Warn people of your impending period and mood swings ahead of time so that they can prepare and take caution. Part of maturing into womanhood is learning to manage your moods. If you experience severe mood swings, tell your doctor—you may need some help with an imbalance.
Try not to stress out. Stress can affect your flow and/or your cycle. Relax for a little bit and don't worry about it. Other women have to go through the same so you're not the only one.
Try to keep track of how long you have your period, when it started and ended, how heavy it is, and so on. If your period lasts longer than one week to 10 days, consult your gynecologist.
Take a day off. Relieve all that stress. Get plenty of rest and eat healthfully. It will keep your body in balance, and you won't feel as bad. Be careful not to change your diet completely, as it will create more complications.
Wear comfortable clothes. Most women prefer not to wear uncomfortable clothing while having their period. Wear some sweat pants and a sweatshirt or anything else that feels comfortable, but don't make it too obvious. You can just wear black pants and keep a jacket around in case you stain your pants. When that happens - just tie it around your waist.
If you have to change for gym in school, then wear red, black or brown underwear. People will be less likely to notice you have your period. Also, try changing your pad before gym and try to wear pads without wings. It will be much harder for girls to tell that you have your period if you're wearing a pad without wings. Try changing your pants or shorts wearing a long t-shirt, if you prefer.
Getting Rid of Menstrual Pain
Apply a heat wipe to your lower tummy (below your belly button).
Take hot showers or baths.
Drink warm beverages.
Follow a diet rich in complex carbohydrates such as grain, fruits and vegetables, but low in saline, sugar, alcohol and caffeine.

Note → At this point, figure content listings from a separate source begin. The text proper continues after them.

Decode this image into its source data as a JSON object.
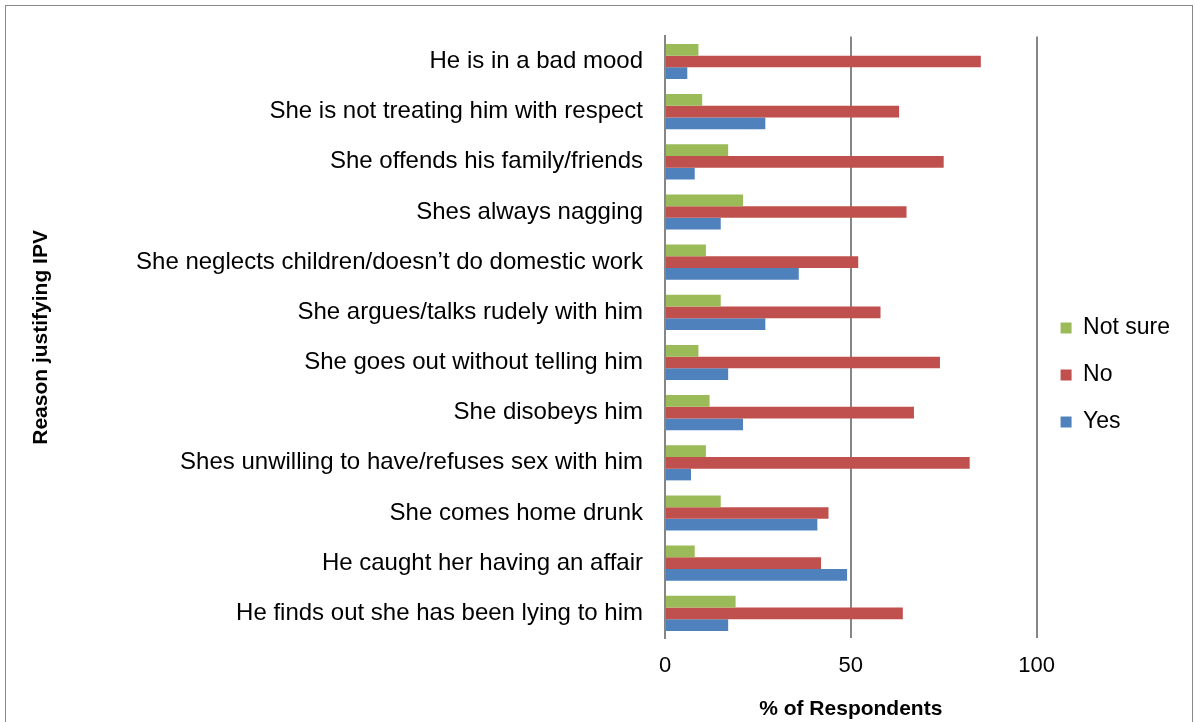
{
  "chart_data": {
    "type": "bar",
    "orientation": "horizontal",
    "xlabel": "% of Respondents",
    "ylabel": "Reason justifying IPV",
    "categories": [
      "He is in a bad mood",
      "She is not treating him with respect",
      "She offends his family/friends",
      "Shes always nagging",
      "She neglects children/doesn’t do domestic work",
      "She argues/talks rudely with him",
      "She goes out without telling him",
      "She disobeys him",
      "Shes unwilling to have/refuses sex with him",
      "She comes home drunk",
      "He caught her having an affair",
      "He finds out she has been lying to him"
    ],
    "series": [
      {
        "name": "Not sure",
        "color": "#9bbb59",
        "values": [
          9,
          10,
          17,
          21,
          11,
          15,
          9,
          12,
          11,
          15,
          8,
          19
        ]
      },
      {
        "name": "No",
        "color": "#c0504d",
        "values": [
          85,
          63,
          75,
          65,
          52,
          58,
          74,
          67,
          82,
          44,
          42,
          64
        ]
      },
      {
        "name": "Yes",
        "color": "#4f81bd",
        "values": [
          6,
          27,
          8,
          15,
          36,
          27,
          17,
          21,
          7,
          41,
          49,
          17
        ]
      }
    ],
    "xlim": [
      0,
      100
    ],
    "xticks": [
      0,
      50,
      100
    ],
    "grid": "x",
    "legend": "right"
  }
}
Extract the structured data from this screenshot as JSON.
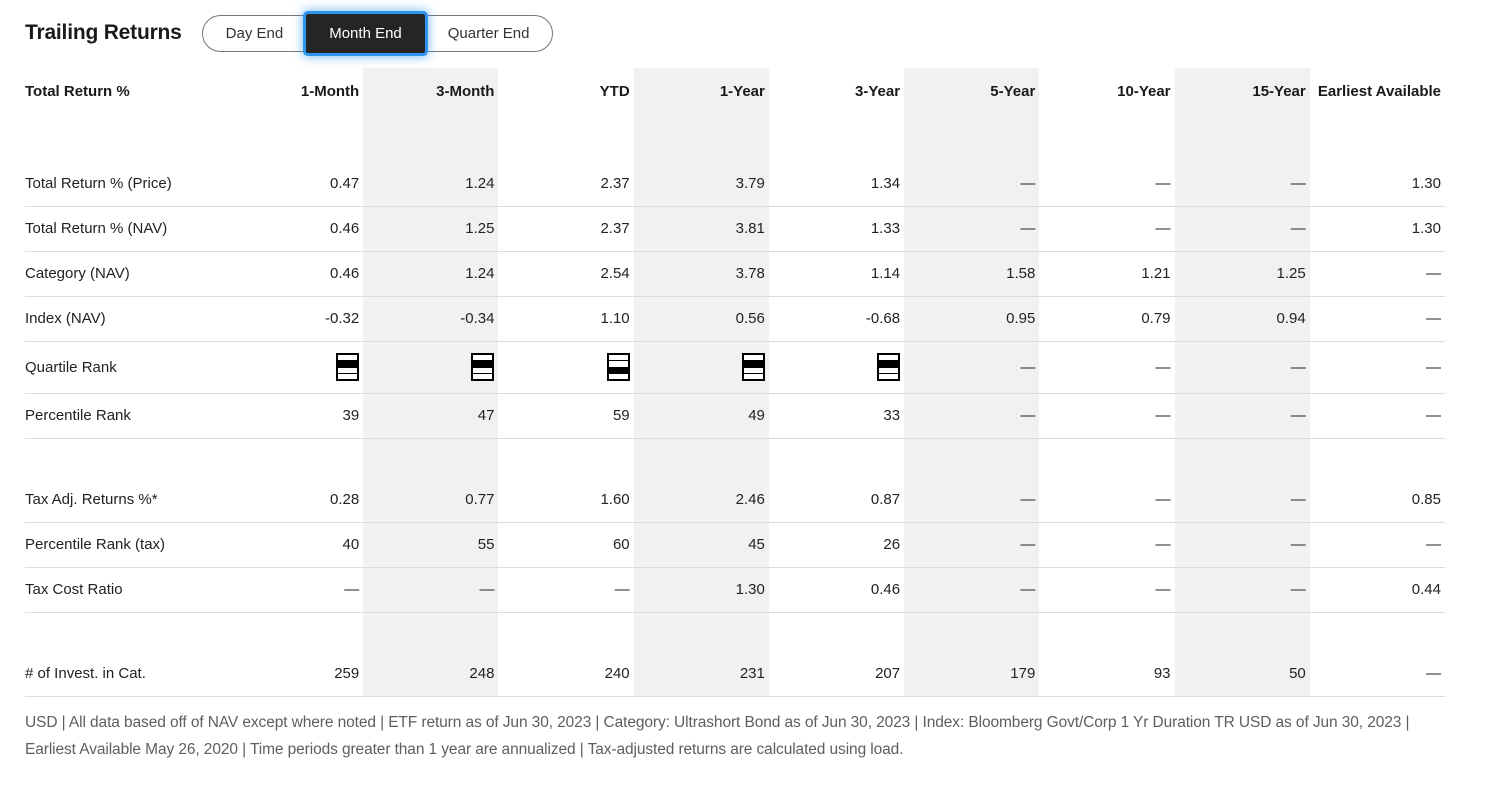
{
  "title": "Trailing Returns",
  "toggle": {
    "options": [
      {
        "label": "Day End",
        "selected": false
      },
      {
        "label": "Month End",
        "selected": true
      },
      {
        "label": "Quarter End",
        "selected": false
      }
    ]
  },
  "table": {
    "row_header": "Total Return %",
    "columns": [
      "1-Month",
      "3-Month",
      "YTD",
      "1-Year",
      "3-Year",
      "5-Year",
      "10-Year",
      "15-Year",
      "Earliest Available"
    ],
    "striped_columns": [
      "3-Month",
      "1-Year",
      "5-Year",
      "15-Year"
    ],
    "rows": [
      {
        "label": "Total Return % (Price)",
        "values": [
          "0.47",
          "1.24",
          "2.37",
          "3.79",
          "1.34",
          "—",
          "—",
          "—",
          "1.30"
        ]
      },
      {
        "label": "Total Return % (NAV)",
        "values": [
          "0.46",
          "1.25",
          "2.37",
          "3.81",
          "1.33",
          "—",
          "—",
          "—",
          "1.30"
        ]
      },
      {
        "label": "Category (NAV)",
        "values": [
          "0.46",
          "1.24",
          "2.54",
          "3.78",
          "1.14",
          "1.58",
          "1.21",
          "1.25",
          "—"
        ]
      },
      {
        "label": "Index (NAV)",
        "values": [
          "-0.32",
          "-0.34",
          "1.10",
          "0.56",
          "-0.68",
          "0.95",
          "0.79",
          "0.94",
          "—"
        ]
      },
      {
        "label": "Quartile Rank",
        "type": "quartile",
        "values": [
          2,
          2,
          3,
          2,
          2,
          "—",
          "—",
          "—",
          "—"
        ]
      },
      {
        "label": "Percentile Rank",
        "values": [
          "39",
          "47",
          "59",
          "49",
          "33",
          "—",
          "—",
          "—",
          "—"
        ]
      },
      {
        "type": "spacer"
      },
      {
        "label": "Tax Adj. Returns %*",
        "values": [
          "0.28",
          "0.77",
          "1.60",
          "2.46",
          "0.87",
          "—",
          "—",
          "—",
          "0.85"
        ]
      },
      {
        "label": "Percentile Rank (tax)",
        "values": [
          "40",
          "55",
          "60",
          "45",
          "26",
          "—",
          "—",
          "—",
          "—"
        ]
      },
      {
        "label": "Tax Cost Ratio",
        "values": [
          "—",
          "—",
          "—",
          "1.30",
          "0.46",
          "—",
          "—",
          "—",
          "0.44"
        ]
      },
      {
        "type": "spacer"
      },
      {
        "label": "# of Invest. in Cat.",
        "values": [
          "259",
          "248",
          "240",
          "231",
          "207",
          "179",
          "93",
          "50",
          "—"
        ]
      }
    ]
  },
  "footnote": "USD | All data based off of NAV except where noted | ETF return as of Jun 30, 2023 | Category: Ultrashort Bond as of Jun 30, 2023 | Index: Bloomberg Govt/Corp 1 Yr Duration TR USD as of Jun 30, 2023 | Earliest Available May 26, 2020 | Time periods greater than 1 year are annualized | Tax-adjusted returns are calculated using load.",
  "colors": {
    "stripe": "#F1F1F1",
    "row_border": "#DCDCDC",
    "text_primary": "#1A1A1A",
    "value_text": "#222222",
    "footnote_text": "#5E5E5E",
    "toggle_border": "#777777",
    "toggle_selected_bg": "#252525",
    "focus_blue": "#2E96F0"
  }
}
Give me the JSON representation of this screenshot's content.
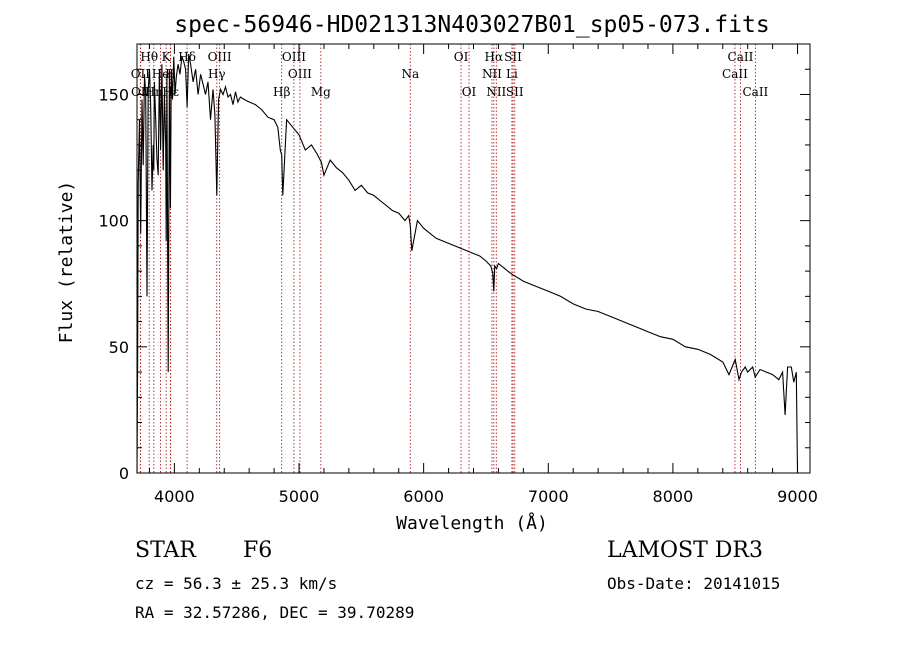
{
  "chart_data": {
    "type": "line",
    "title": "spec-56946-HD021313N403027B01_sp05-073.fits",
    "xlabel": "Wavelength (Å)",
    "ylabel": "Flux (relative)",
    "xlim": [
      3700,
      9100
    ],
    "ylim": [
      0,
      170
    ],
    "xticks": [
      4000,
      5000,
      6000,
      7000,
      8000,
      9000
    ],
    "yticks": [
      0,
      50,
      100,
      150
    ],
    "grid": false,
    "series": [
      {
        "name": "spectrum",
        "x": [
          3700,
          3705,
          3710,
          3720,
          3730,
          3740,
          3750,
          3760,
          3770,
          3780,
          3790,
          3800,
          3810,
          3820,
          3830,
          3835,
          3840,
          3850,
          3860,
          3870,
          3880,
          3889,
          3900,
          3910,
          3920,
          3930,
          3934,
          3940,
          3950,
          3960,
          3968,
          3975,
          3985,
          3995,
          4005,
          4015,
          4030,
          4045,
          4060,
          4075,
          4090,
          4102,
          4115,
          4130,
          4150,
          4170,
          4190,
          4210,
          4230,
          4250,
          4270,
          4290,
          4310,
          4325,
          4340,
          4355,
          4370,
          4390,
          4410,
          4430,
          4450,
          4470,
          4490,
          4510,
          4530,
          4560,
          4600,
          4650,
          4700,
          4750,
          4800,
          4830,
          4850,
          4861,
          4870,
          4900,
          4950,
          5000,
          5050,
          5100,
          5150,
          5180,
          5200,
          5250,
          5300,
          5350,
          5400,
          5450,
          5500,
          5550,
          5600,
          5650,
          5700,
          5750,
          5800,
          5850,
          5880,
          5893,
          5905,
          5950,
          6000,
          6100,
          6200,
          6300,
          6400,
          6450,
          6500,
          6540,
          6555,
          6563,
          6570,
          6585,
          6600,
          6650,
          6700,
          6800,
          6900,
          7000,
          7100,
          7200,
          7300,
          7400,
          7500,
          7600,
          7700,
          7800,
          7900,
          8000,
          8100,
          8200,
          8300,
          8400,
          8450,
          8500,
          8530,
          8550,
          8580,
          8600,
          8640,
          8660,
          8700,
          8750,
          8800,
          8850,
          8880,
          8900,
          8920,
          8950,
          8970,
          8990,
          9000
        ],
        "values": [
          0,
          42,
          115,
          140,
          95,
          148,
          122,
          158,
          150,
          70,
          152,
          160,
          145,
          112,
          130,
          120,
          155,
          140,
          125,
          118,
          160,
          128,
          162,
          120,
          150,
          130,
          92,
          158,
          40,
          160,
          105,
          160,
          148,
          165,
          150,
          157,
          162,
          158,
          165,
          163,
          160,
          145,
          166,
          162,
          155,
          160,
          150,
          158,
          154,
          150,
          155,
          140,
          152,
          142,
          110,
          148,
          152,
          150,
          153,
          149,
          150,
          146,
          151,
          147,
          149,
          148,
          147,
          146,
          144,
          141,
          140,
          137,
          128,
          126,
          110,
          140,
          137,
          134,
          128,
          130,
          126,
          123,
          118,
          124,
          121,
          119,
          116,
          112,
          114,
          111,
          110,
          108,
          106,
          104,
          103,
          100,
          102,
          98,
          88,
          100,
          97,
          93,
          91,
          89,
          87,
          86,
          84,
          82,
          79,
          72,
          82,
          81,
          83,
          81,
          79,
          76,
          74,
          72,
          70,
          67,
          65,
          64,
          62,
          60,
          58,
          56,
          54,
          53,
          50,
          49,
          47,
          44,
          39,
          45,
          37,
          40,
          42,
          40,
          42,
          38,
          41,
          40,
          39,
          37,
          40,
          23,
          42,
          42,
          36,
          40,
          0
        ]
      }
    ],
    "line_markers": [
      {
        "label": "Hθ",
        "x": 3798,
        "row": 1
      },
      {
        "label": "OII",
        "x": 3727,
        "row": 2
      },
      {
        "label": "OII",
        "x": 3729,
        "row": 3
      },
      {
        "label": "He",
        "x": 3889,
        "row": 2
      },
      {
        "label": "Hn",
        "x": 3835,
        "row": 3
      },
      {
        "label": "K",
        "x": 3934,
        "row": 1
      },
      {
        "label": "H",
        "x": 3968,
        "row": 2
      },
      {
        "label": "Hε",
        "x": 3970,
        "row": 3
      },
      {
        "label": "Hδ",
        "x": 4102,
        "row": 1
      },
      {
        "label": "OIII",
        "x": 4363,
        "row": 1
      },
      {
        "label": "Hγ",
        "x": 4340,
        "row": 2
      },
      {
        "label": "OIII",
        "x": 4959,
        "row": 1
      },
      {
        "label": "OIII",
        "x": 5007,
        "row": 2
      },
      {
        "label": "Hβ",
        "x": 4861,
        "row": 3
      },
      {
        "label": "Mg",
        "x": 5175,
        "row": 3
      },
      {
        "label": "Na",
        "x": 5893,
        "row": 2
      },
      {
        "label": "OI",
        "x": 6300,
        "row": 1
      },
      {
        "label": "OI",
        "x": 6364,
        "row": 3
      },
      {
        "label": "Hα",
        "x": 6563,
        "row": 1
      },
      {
        "label": "NII",
        "x": 6548,
        "row": 2
      },
      {
        "label": "NII",
        "x": 6583,
        "row": 3
      },
      {
        "label": "SII",
        "x": 6717,
        "row": 1
      },
      {
        "label": "Li",
        "x": 6708,
        "row": 2
      },
      {
        "label": "SII",
        "x": 6731,
        "row": 3
      },
      {
        "label": "CaII",
        "x": 8542,
        "row": 1
      },
      {
        "label": "CaII",
        "x": 8498,
        "row": 2
      },
      {
        "label": "CaII",
        "x": 8662,
        "row": 3
      }
    ]
  },
  "info": {
    "object_class": "STAR",
    "subclass": "F6",
    "survey": "LAMOST DR3",
    "redshift": "cz = 56.3 ± 25.3 km/s",
    "obs_date": "Obs-Date: 20141015",
    "coords": "RA =  32.57286, DEC =  39.70289"
  }
}
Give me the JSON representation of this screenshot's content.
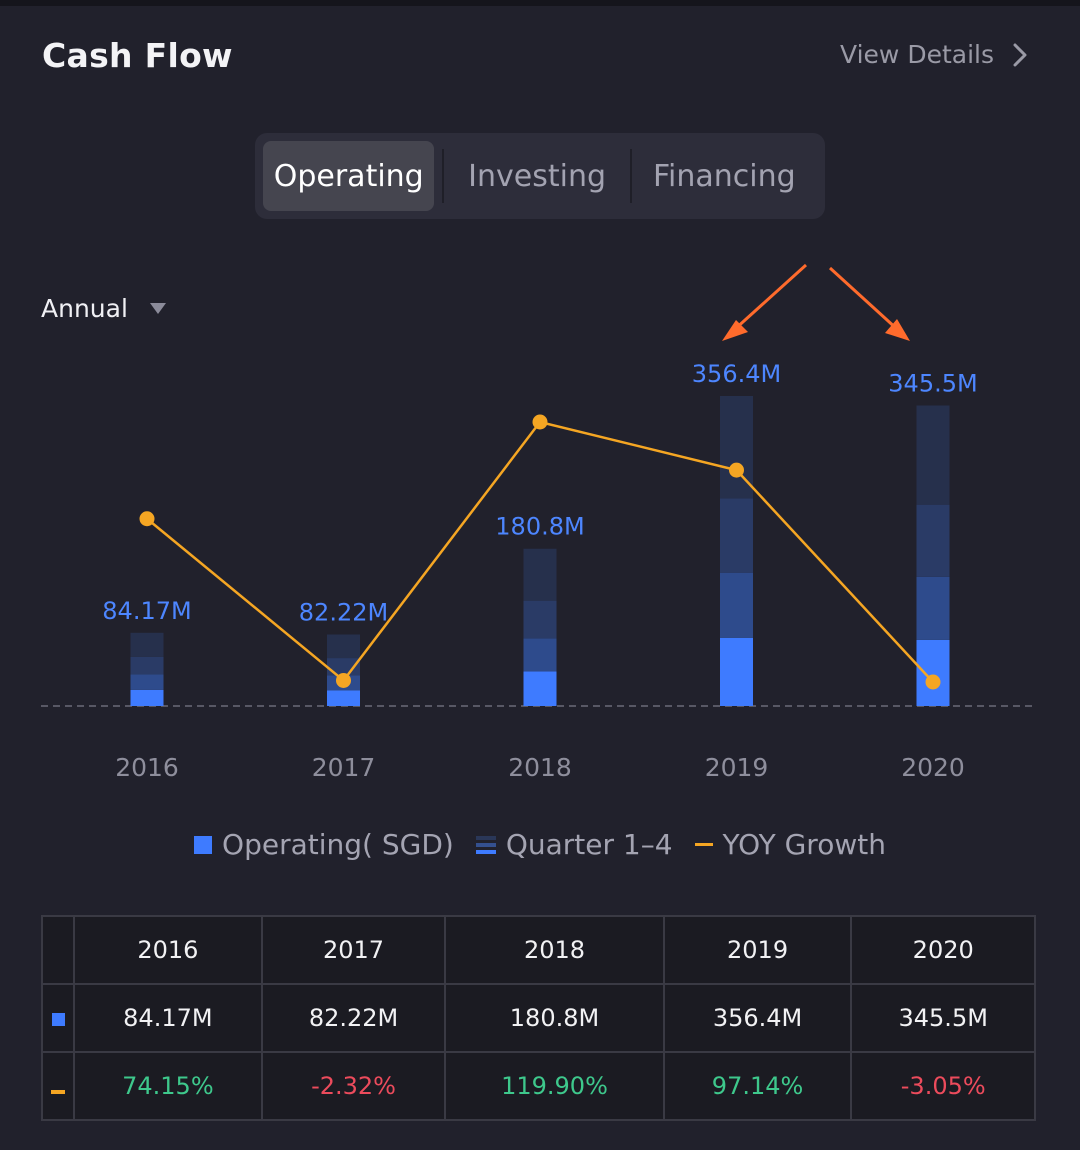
{
  "header": {
    "title": "Cash Flow",
    "view_details": "View Details"
  },
  "tabs": [
    {
      "label": "Operating",
      "active": true
    },
    {
      "label": "Investing",
      "active": false
    },
    {
      "label": "Financing",
      "active": false
    }
  ],
  "period_select": {
    "value": "Annual"
  },
  "chart_data": {
    "type": "bar",
    "categories": [
      "2016",
      "2017",
      "2018",
      "2019",
      "2020"
    ],
    "series": [
      {
        "name": "Operating( SGD)",
        "values": [
          84.17,
          82.22,
          180.8,
          356.4,
          345.5
        ],
        "labels": [
          "84.17M",
          "82.22M",
          "180.8M",
          "356.4M",
          "345.5M"
        ],
        "color": "#3e7bff"
      },
      {
        "name": "YOY Growth",
        "values": [
          74.15,
          -2.32,
          119.9,
          97.14,
          -3.05
        ],
        "color": "#f5a623"
      }
    ],
    "quarters_label": "Quarter 1–4",
    "ylim": [
      0,
      360
    ]
  },
  "legend": {
    "operating": "Operating( SGD)",
    "quarters": "Quarter 1–4",
    "yoy": "YOY Growth"
  },
  "table": {
    "years": [
      "2016",
      "2017",
      "2018",
      "2019",
      "2020"
    ],
    "values": [
      "84.17M",
      "82.22M",
      "180.8M",
      "356.4M",
      "345.5M"
    ],
    "growth": [
      "74.15%",
      "-2.32%",
      "119.90%",
      "97.14%",
      "-3.05%"
    ]
  },
  "colors": {
    "accent_blue": "#3e7bff",
    "growth_orange": "#f5a623",
    "positive": "#3ec88c",
    "negative": "#ec4b5c",
    "annotation_arrow": "#ff6b2c"
  }
}
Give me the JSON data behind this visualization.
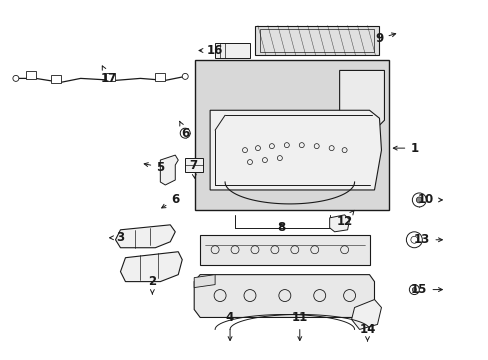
{
  "bg_color": "#ffffff",
  "line_color": "#1a1a1a",
  "fig_width": 4.89,
  "fig_height": 3.6,
  "dpi": 100,
  "label_fontsize": 8.5,
  "label_fontsize_sm": 7.5
}
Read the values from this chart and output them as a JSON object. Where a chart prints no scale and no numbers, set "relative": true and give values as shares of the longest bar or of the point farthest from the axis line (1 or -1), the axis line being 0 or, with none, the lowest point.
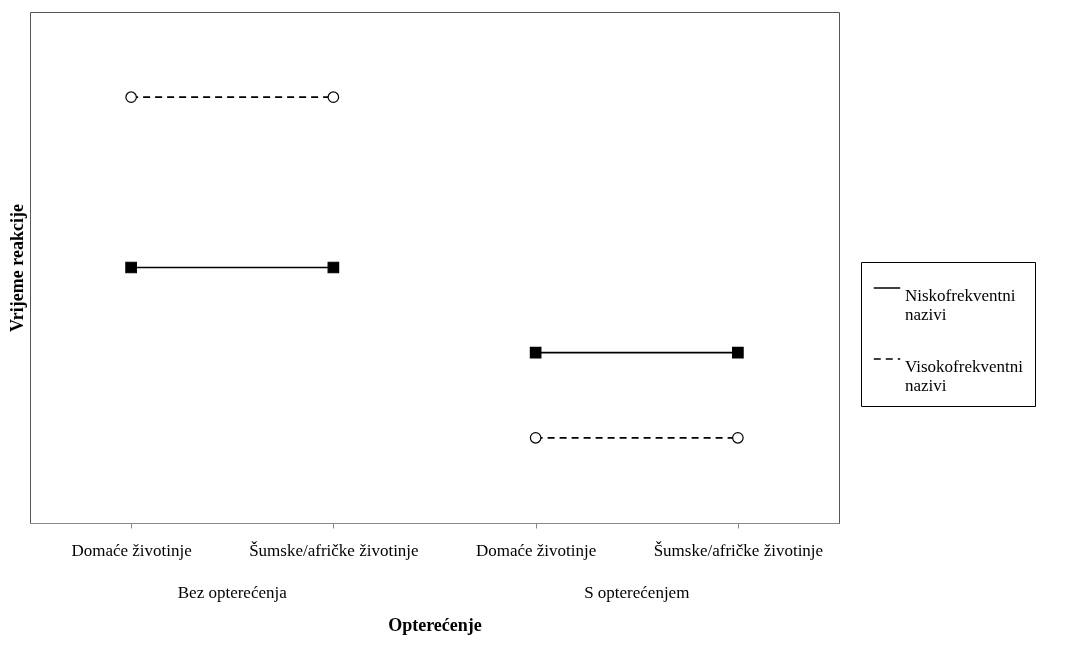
{
  "chart_data": {
    "type": "line",
    "relative": true,
    "xlabel": "Opterećenje",
    "ylabel": "Vrijeme reakcije",
    "categories": [
      "Domaće životinje",
      "Šumske/afričke životinje",
      "Domaće životinje",
      "Šumske/afričke životinje"
    ],
    "series": [
      {
        "name": "Niskofrekventni nazivi",
        "color": "#000000",
        "marker": "square",
        "line_style": "solid",
        "values": [
          0.6,
          0.6,
          0.4,
          0.4
        ]
      },
      {
        "name": "Visokofrekventni nazivi",
        "color": "#000000",
        "marker": "circle",
        "line_style": "dashed",
        "values": [
          1,
          1,
          0.2,
          0.2
        ]
      }
    ],
    "annotations": [
      "Bez opterećenja",
      "S opterećenjem"
    ],
    "legend": "right"
  }
}
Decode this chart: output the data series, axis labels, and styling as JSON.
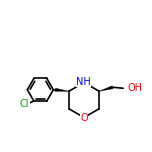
{
  "bg_color": "#ffffff",
  "line_color": "#000000",
  "atom_colors": {
    "N": "#0000ff",
    "O": "#ff0000",
    "Cl": "#00aa00",
    "C": "#000000",
    "H": "#000000"
  },
  "font_size_atoms": 7,
  "line_width": 1.2
}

Try over-the-counter anti-inflammatory tablets, such as ibuprofen. Also, use Feminax as it's a particularly good painkiller.
Practice relaxation techniques resembling meditation or yoga.
Try vitamin B-6, calcium and magnesium supplements, especially if your stress is from PMS.
Keep your legs elevated while lying down or sprawl on your side and keep knees bent.
The timing of periods was impossible to predict or to change. For the first time in human history, hormonal contraception has changed women's options, and the use of oestrogen-progestogen contraception can control whether and when a woman has a period.